Voice Search can deliver more relevant results because the queries tend to include more information about searchers intent.
Who is using Voice Search and how are they using it?
According to Global Web Index, Voice Search is particularly popular between 16 – 24 year olds, followed closely by 25 – 34 year olds.
According to a trend report, people in the US cite ability to use search when their hands are occupied and getting faster results as the top reasons for using Voice Search with majority of people using it at home and while driving.
What do we know about how people use voice search?
According an article from Search Engine Land that cited a study by Chitka. The biggest category for voice search is news. Plus voice searches 3 times more likely to be location based than text.
How is this going to impact search marketing?

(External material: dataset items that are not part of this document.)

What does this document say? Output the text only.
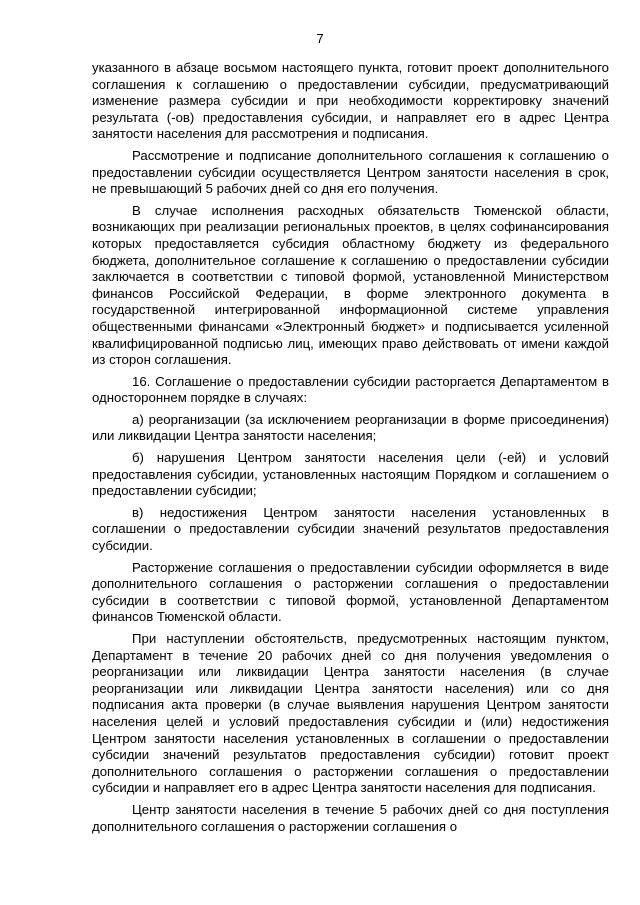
7

указанного в абзаце восьмом настоящего пункта, готовит проект дополнительного соглашения к соглашению о предоставлении субсидии, предусматривающий изменение размера субсидии и при необходимости корректировку значений результата (-ов) предоставления субсидии, и направляет его в адрес Центра занятости населения для рассмотрения и подписания.

Рассмотрение и подписание дополнительного соглашения к соглашению о предоставлении субсидии осуществляется Центром занятости населения в срок, не превышающий 5 рабочих дней со дня его получения.

В случае исполнения расходных обязательств Тюменской области, возникающих при реализации региональных проектов, в целях софинансирования которых предоставляется субсидия областному бюджету из федерального бюджета, дополнительное соглашение к соглашению о предоставлении субсидии заключается в соответствии с типовой формой, установленной Министерством финансов Российской Федерации, в форме электронного документа в государственной интегрированной информационной системе управления общественными финансами «Электронный бюджет» и подписывается усиленной квалифицированной подписью лиц, имеющих право действовать от имени каждой из сторон соглашения.

16. Соглашение о предоставлении субсидии расторгается Департаментом в одностороннем порядке в случаях:

а) реорганизации (за исключением реорганизации в форме присоединения) или ликвидации Центра занятости населения;

б) нарушения Центром занятости населения цели (-ей) и условий предоставления субсидии, установленных настоящим Порядком и соглашением о предоставлении субсидии;

в) недостижения Центром занятости населения установленных в соглашении о предоставлении субсидии значений результатов предоставления субсидии.

Расторжение соглашения о предоставлении субсидии оформляется в виде дополнительного соглашения о расторжении соглашения о предоставлении субсидии в соответствии с типовой формой, установленной Департаментом финансов Тюменской области.

При наступлении обстоятельств, предусмотренных настоящим пунктом, Департамент в течение 20 рабочих дней со дня получения уведомления о реорганизации или ликвидации Центра занятости населения (в случае реорганизации или ликвидации Центра занятости населения) или со дня подписания акта проверки (в случае выявления нарушения Центром занятости населения целей и условий предоставления субсидии и (или) недостижения Центром занятости населения установленных в соглашении о предоставлении субсидии значений результатов предоставления субсидии) готовит проект дополнительного соглашения о расторжении соглашения о предоставлении субсидии и направляет его в адрес Центра занятости населения для подписания.

Центр занятости населения в течение 5 рабочих дней со дня поступления дополнительного соглашения о расторжении соглашения о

Optimising for voice search is the next frontier for content optimisation. This is especially critical since Google announced they will split their search index into Mobile and Desktop.
In practice this means that Google will index your mobile site separately from your desktop site. This will further increase the difference between search results for the same query on desktop versus mobile.
How to prepare for voice search?
- Create and optimise content based on user intent. Think of micro-moments instead of keywords for mobile SEO.
- Create and optimise content for longer (5 – 7 words) queries. Create content that resembles a question/answer format for voice search.
- Optimise your mobile website for faster speeds and better user experience.
- Do not underestimate the role of local SEO.
The age of chasing after keywords and the latest updates to Google’s algorithm is coming to an end. While there are still quirks, such as link building, that impact organic ranking, the biggest wins in the future will come from content created to target specific user intent.